Thickness/Proximity-Tuned Reentrance:

S/F/S and S/F bilayers demonstrate extinction and revival of superconductivity, with two or more reentrant zones controlled by ferromagnetic layer thickness, interference conditions, and exchange splitting (Kehrle et al., 2012, Wu et al., 2011).

Pressure-Induced Reentrant SC:

1T-TiSe $_2$ displays two disconnected superconducting domes in $P$ – $T$ phase space, separated by a structurally driven region with different electronic order: SC–I (phononic) and SC–II (unconventional, possibly excitonic or interband pairing) (Xia et al., 2022).

Carrier Density and Quantum Geometry-Tuned Reentrance:

In twisted WSe $_2$ and TTG, reentrant sequences emerge as the Fermi level crosses VHS lines, flanked by superconducting and spin-ordered states, manifesting as two SC domes at different fillings (Braz et al., 17 Jan 2026, Lake et al., 2021).

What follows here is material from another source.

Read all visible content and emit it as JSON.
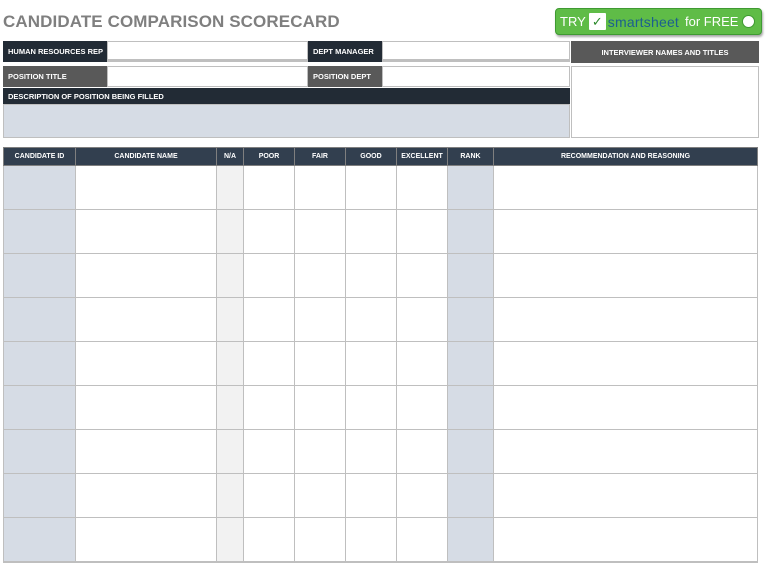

Illustrative phase diagrams typically feature domes (or "butterflies") of superconductivity in a given parameter plane (field, pressure, carrier density, etc.) separated by non-superconducting or competing order regions.

6. Perspectives and Future Directions

Reentrant superconducting phases provide crucial insight into nontrivial interplay between superconductivity, magnetism, strong correlations, spin-orbit coupling, and topology. Emerging directions include:

Engineered Material Platforms: Design and control of reentrance via heterostructure geometry, thickness, interface engineering, and electrostatic gating.
Quantum Simulation and Manipulation: Use of Josephson arrays and hybrid devices to simulate nonequilibrium and strongly correlated regimes, with potential for topologically protected quantum operations.
Detection and Control of Majorana Modes: Geometric reentrance and period halving in Josephson critical currents are promising signatures of non-Abelian quasiparticles in topological platforms.
Moiré Flat-Band and Quantum Materials: Understanding VHS-driven instabilities and fluctuation-enhanced pairing in 2D engineered lattices, especially where tunability enables exploration of fundamental physics and device integration.
Theoretical Extensions: Incorporation of fluctuation effects, disorder, and competing multiband and multicomponent order parameters in theoretical modeling.

The universality and diversity of reentrant superconductivity across platforms reinforce its fundamental significance at the intersection of superconductivity, magnetism, quantum geometry, and topological phenomena.